We were hoping to infer a HMM model of the user's behavior from the sequence of the devices connections. This would have allowed each device to publish predictions of its state at t+i.

A failed model fit

dbosk commented 6 years ago

On Mon 09 Apr 2018 15:42:22 GMT, Adrien Luxey wrote:

At least not using HMM usual parameters inference algorithms, namely Baum-Welch.

We were hoping to infer a HMM model of the user's behavior from the sequence of the devices connections. This would have allowed each device to publish predictions of its state at t+i.

How is this different from Sprinkler? And why did it work there? Or didn't it?

  • Downside: We need to take the fact that devices know a model of the user's behavior as a hypothesis;

Sure, we can assume that. As we said during today's meeting: we can assume this, design our algorithm around it and once we have better predictions our system will perform better.

To simulate this we can make the user behaviour available to the devices, then the device can just look to the future in the data. This would give us the optimal performance. Then we can evaluate against that.

  • Upside: We can publish the devices states at time t (now), and still consider that the user's behavior is fairly unknown.

I wouldn't dare to make this assumption. Just because one attempt at modelling the user behaviour from this data fails, doesn't mean the behaviour cannot be learned --- we're just using the wrong method.

Adrien-Luxey commented 6 years ago

How is this different from Sprinkler? And why did it work there? Or didn't it?

Our previous model was just a Markov model. Hidden Markov Models (HMMs) are a conjunction of two Markov models.

I wouldn't dare to make this assumption. Just because one attempt at modelling the user behaviour from this data fails, doesn't mean the behaviour cannot be learned --- we're just using the wrong method.

Only devices online at time t publish the probability of being online at time t+1. We could use only the prediction, but the fact it's in the DHT means that the device is online at t.

I think we will use this crappy inference for now, as long at it provides decent predictions.

dbosk commented 6 years ago

On Sat 14 Apr 2018 08:27:08 GMT, Adrien Luxey wrote:

I wouldn't dare to make this assumption. Just because one attempt at modelling the user behaviour from this data fails, doesn't mean the behaviour cannot be learned --- we're just using the wrong method.

Only devices online at time t publish the probability of being online at time t+1. We could use only the prediction, but the fact it's in the DHT means that the device is online at t.

With this approach I can just read in the DHT when a device is online and offline.
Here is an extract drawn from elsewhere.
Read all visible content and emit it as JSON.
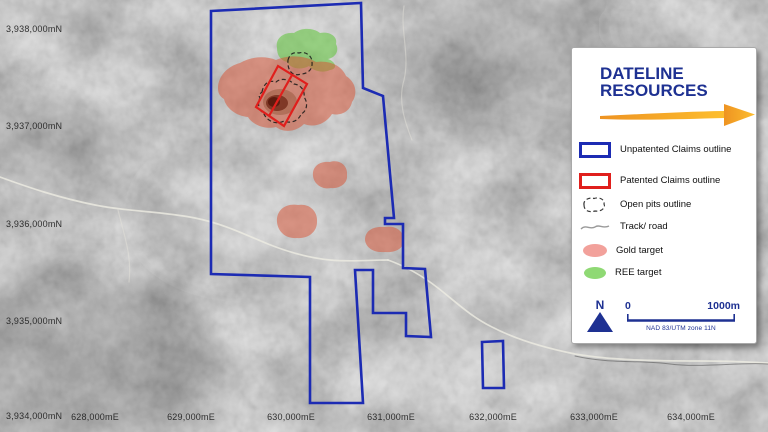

Sounds like enough to build a statistical model of the device's behaviour. Specifically if the addresses are static.

dbosk commented 6 years ago

What is the state of the title of this issue? We cannot infer behaviour from the observations, or can we? It sounds like it's possible in the paper.

dbosk commented 6 years ago

Is this still an issue after changing to a not-hidden Markov model?

Adrien-Luxey commented 6 years ago

The issue still holds: after discussion, we understood that the sequence of the devices' connections was not enough to infer the HMM of the user's behavior. We would need more info (the user's location, or each device's probability of being online at each of the user's locations).

Our solution is to estimate a device's probability of staying online without the user's HMM. We will come back to that in the paper.